In the dry-hot valley region of Southwest China, cropland soil macropore properties and hydraulic conductivity may exhibit complex temporal variations due to the combined effects of dramatic seasonal dry‒wet cycles, tillage-related disturbances and crop growth. This study aims to clarify the integrated mechanisms governing the variation in soil macropore properties and hydraulic conductivity. Three treatments were applied to cropland plots, namely, continuous fallow (CF), fallow after tillage (TF), and corn sown after tillage (TC), to quantify the effect of dry‒wet cycles, tillage-related disturbances, and crop growth, respectively, on soil macropore properties and hydraulic conductivity. X-ray computed tomography (CT) analysis (a total of 48 samples) and MiniDisk Infiltrator (MDI) experiments (a total of 162) were performed during three periods: the beginning of the wet season (May), mid-wet season (August), and the beginning of the dry season (October). The temporal variation in soil indexes for the continuous fallow treatment was statistically insignificant. Tillage in the early rainy season sharply increased soil macroporosity (1.96 times higher) and hydraulic conductivity (4.88 times higher) compared with the continuous fallow treatment.

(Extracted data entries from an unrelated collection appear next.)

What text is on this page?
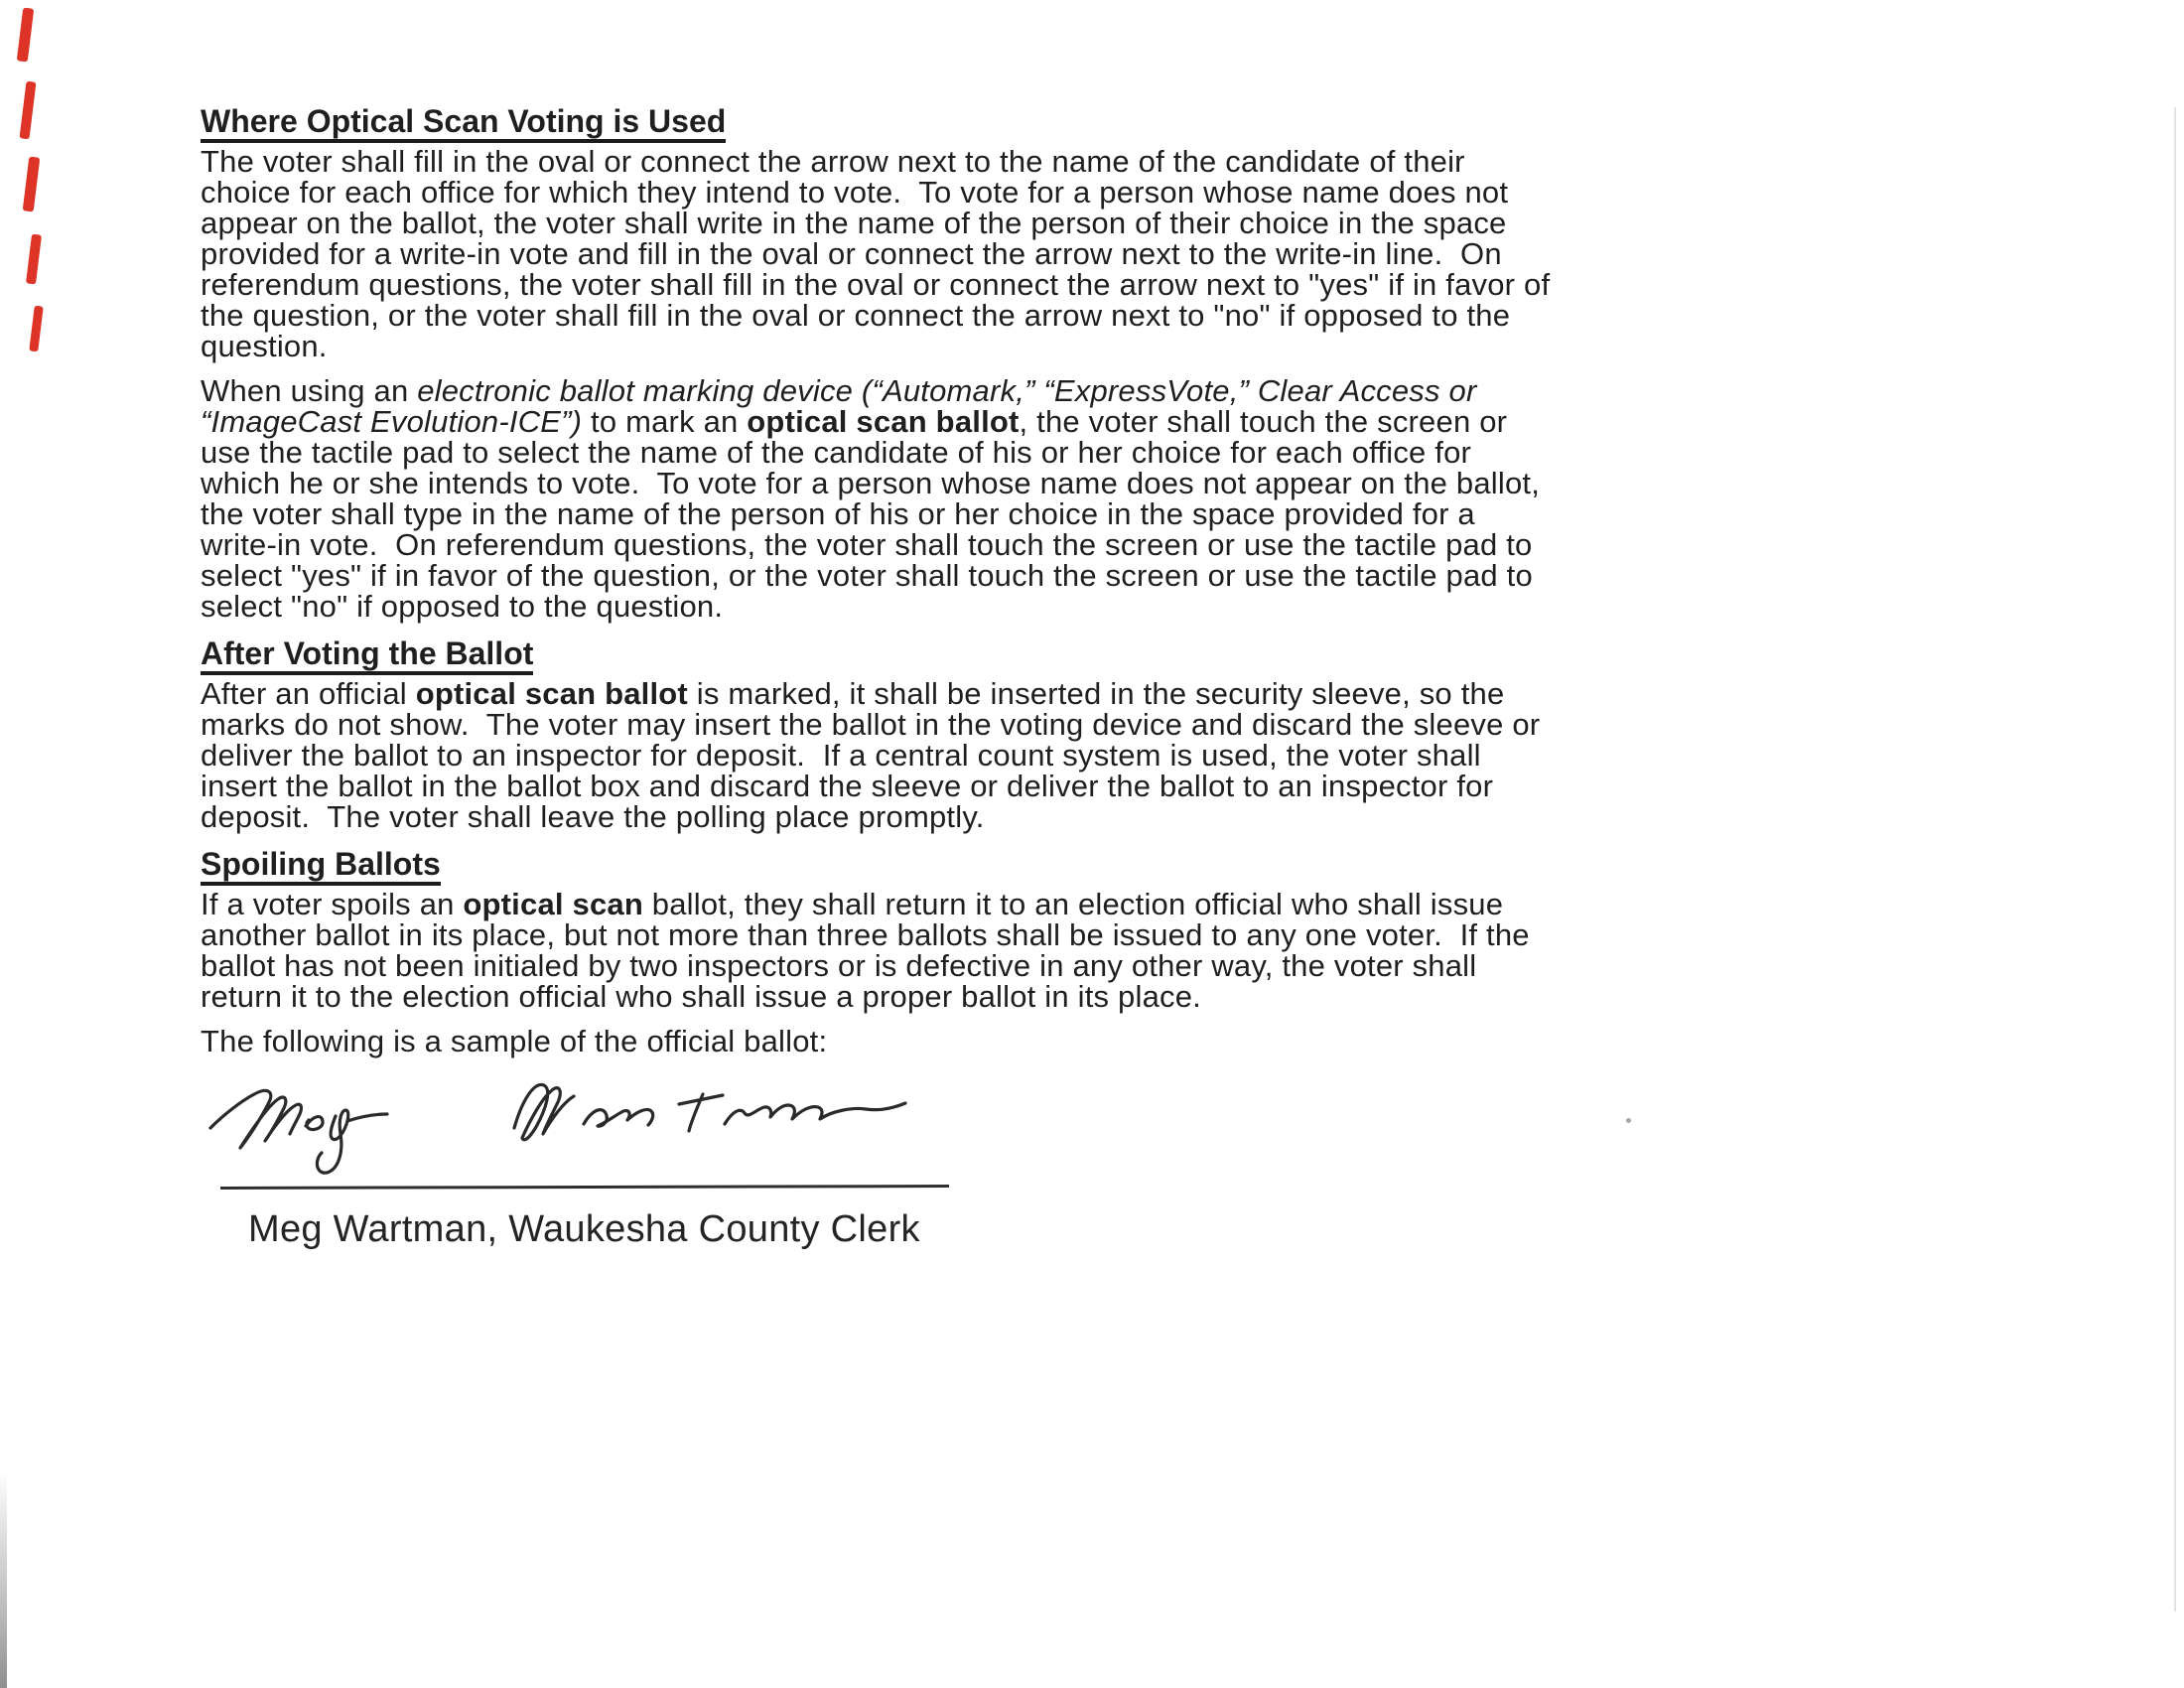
Where Optical Scan Voting is Used
The voter shall fill in the oval or connect the arrow next to the name of the candidate of their
choice for each office for which they intend to vote.  To vote for a person whose name does not
appear on the ballot, the voter shall write in the name of the person of their choice in the space
provided for a write-in vote and fill in the oval or connect the arrow next to the write-in line.  On
referendum questions, the voter shall fill in the oval or connect the arrow next to "yes" if in favor of
the question, or the voter shall fill in the oval or connect the arrow next to "no" if opposed to the
question.
When using an electronic ballot marking device (“Automark,” “ExpressVote,” Clear Access or
“ImageCast Evolution-ICE”) to mark an optical scan ballot, the voter shall touch the screen or
use the tactile pad to select the name of the candidate of his or her choice for each office for
which he or she intends to vote.  To vote for a person whose name does not appear on the ballot,
the voter shall type in the name of the person of his or her choice in the space provided for a
write-in vote.  On referendum questions, the voter shall touch the screen or use the tactile pad to
select "yes" if in favor of the question, or the voter shall touch the screen or use the tactile pad to
select "no" if opposed to the question.
After Voting the Ballot
After an official optical scan ballot is marked, it shall be inserted in the security sleeve, so the
marks do not show.  The voter may insert the ballot in the voting device and discard the sleeve or
deliver the ballot to an inspector for deposit.  If a central count system is used, the voter shall
insert the ballot in the ballot box and discard the sleeve or deliver the ballot to an inspector for
deposit.  The voter shall leave the polling place promptly.
Spoiling Ballots
If a voter spoils an optical scan ballot, they shall return it to an election official who shall issue
another ballot in its place, but not more than three ballots shall be issued to any one voter.  If the
ballot has not been initialed by two inspectors or is defective in any other way, the voter shall
return it to the election official who shall issue a proper ballot in its place.
The following is a sample of the official ballot:
Meg Wartman, Waukesha County Clerk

Nevertheless, both parameters then decreased in the fallow after tillage treatment and finally approached the values for the continuous fallow treatment in August. On the other hand, the corn sown after tillage treatment significantly enhanced soil macroporosity and hydraulic conductivity during the experimental period. Soil macropore parameters, such as hydraulic radius, global connectivity, and macroporosity, could explain the variance in hydraulic conductivity. Among these, macroporosity was identified as the most reliable predictor, with a determination coefficient (R2) of 0.66. The results of this study clarified the temporal dynamics of soil macropore properties and hydraulic conductivity in the dry-hot valley region. We found that dry‒wet cycling alone had little impact on cropland soil macropore characteristics and hydraulic conductivity, but it gradually reduced soil infiltration capacity after tillage-related disturbances. However, corn growth optimized soil macropore properties and enhanced hydraulic conductivity. Based on these results, we established a linear equation based on macroporosity and hydraulic radius to predict local soil hydraulic conductivity (R2 = 0.81).